Гнев бессилия | страница 3
Долгих минут наступившего молчания я никогда не забуду. Было жарко, и, чтобы сохранить в комнате прохладу утра, ставни были на три четверти прикрыты… Какое-то насекомое, оса или шмель, не переставая билось о форточку с бессмысленным и роковым упорством…
Рено молчал. Забившись в угол дивана, он не спускал с меня глаз. Видел ли он меня? Это был взгляд камня. Он весь казался высеченным из мрамора: сжатые губы, тонкий нос, мягко блестевший лоб, освещенный слабым зеленоватым отсветом луча, проникшего сквозь листву….
Сам не знаю, как я очутился во дворе. Сказать правду — я бежал, с трудом пробормотав что-то о необходимости сообщить новость другим. Я чувствовал себя побежденным в каком-то странном поединке, как человек, который подобрался, напряг все свои силы, чтобы устоять против бешеного натиска противника, — и вдруг противник с плачем бросается ему на грудь.
Я медленно шагал под солнцем, и истина постепенно представала предо мной: я, видимо, чего-то не знал и ударил Рено по уже пораженному месту. Моя растерянность сменилась беспокойством. Я слишком хорошо изучил Рено, чтобы не представлять себе, какой внутренний ураган бушевал под этим ожесточенным молчанием. Меня охватил какой-то страх.
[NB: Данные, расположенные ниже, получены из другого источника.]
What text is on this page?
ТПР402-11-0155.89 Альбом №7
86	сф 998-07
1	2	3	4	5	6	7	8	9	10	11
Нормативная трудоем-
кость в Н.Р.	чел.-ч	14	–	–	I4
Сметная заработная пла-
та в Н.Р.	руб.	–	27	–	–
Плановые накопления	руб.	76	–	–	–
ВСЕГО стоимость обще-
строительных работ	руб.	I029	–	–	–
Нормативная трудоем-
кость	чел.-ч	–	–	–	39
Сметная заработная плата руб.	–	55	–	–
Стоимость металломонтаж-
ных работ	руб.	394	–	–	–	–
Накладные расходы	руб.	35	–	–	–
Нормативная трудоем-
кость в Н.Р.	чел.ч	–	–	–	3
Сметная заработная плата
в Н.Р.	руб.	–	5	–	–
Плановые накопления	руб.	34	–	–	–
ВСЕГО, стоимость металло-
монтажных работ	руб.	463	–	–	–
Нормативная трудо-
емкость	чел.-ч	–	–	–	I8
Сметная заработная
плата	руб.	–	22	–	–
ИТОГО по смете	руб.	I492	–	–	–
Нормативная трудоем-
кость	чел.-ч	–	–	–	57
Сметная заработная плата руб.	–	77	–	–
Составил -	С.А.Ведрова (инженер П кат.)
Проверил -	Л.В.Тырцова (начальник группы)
О! Я не думал о чем-то действительно трагическом, но я боялся непредвиденного и особенно опрометчивого шага…
В памяти у меня возникало то одно, то другое воспоминание… Рено внезапно отказывается от Сорбонны — для поступления туда ему оставалось сдать один устный экзамен — только потому, что провалили Муриеза… В такой же знойный день, как сегодня, мы с отцом бегаем и хлопочем, чтобы вызволить Рено, артиллериста в Ренне, из Иностранного Легиона, в который он вступил только потому, что какой-то унтер садист измывался над отупевшим от муштры рядовым… В один прекрасный день он перестает одеваться с присущим ему скромным и строгим изяществом и начинает ходить в чем попало — в свитере и в шлепанцах — только потому, что некий высокопоставленный господин, принадлежащий к крупной буржуазии, предмет восхищения и подражания, вдруг оказался бессовестным лицемером…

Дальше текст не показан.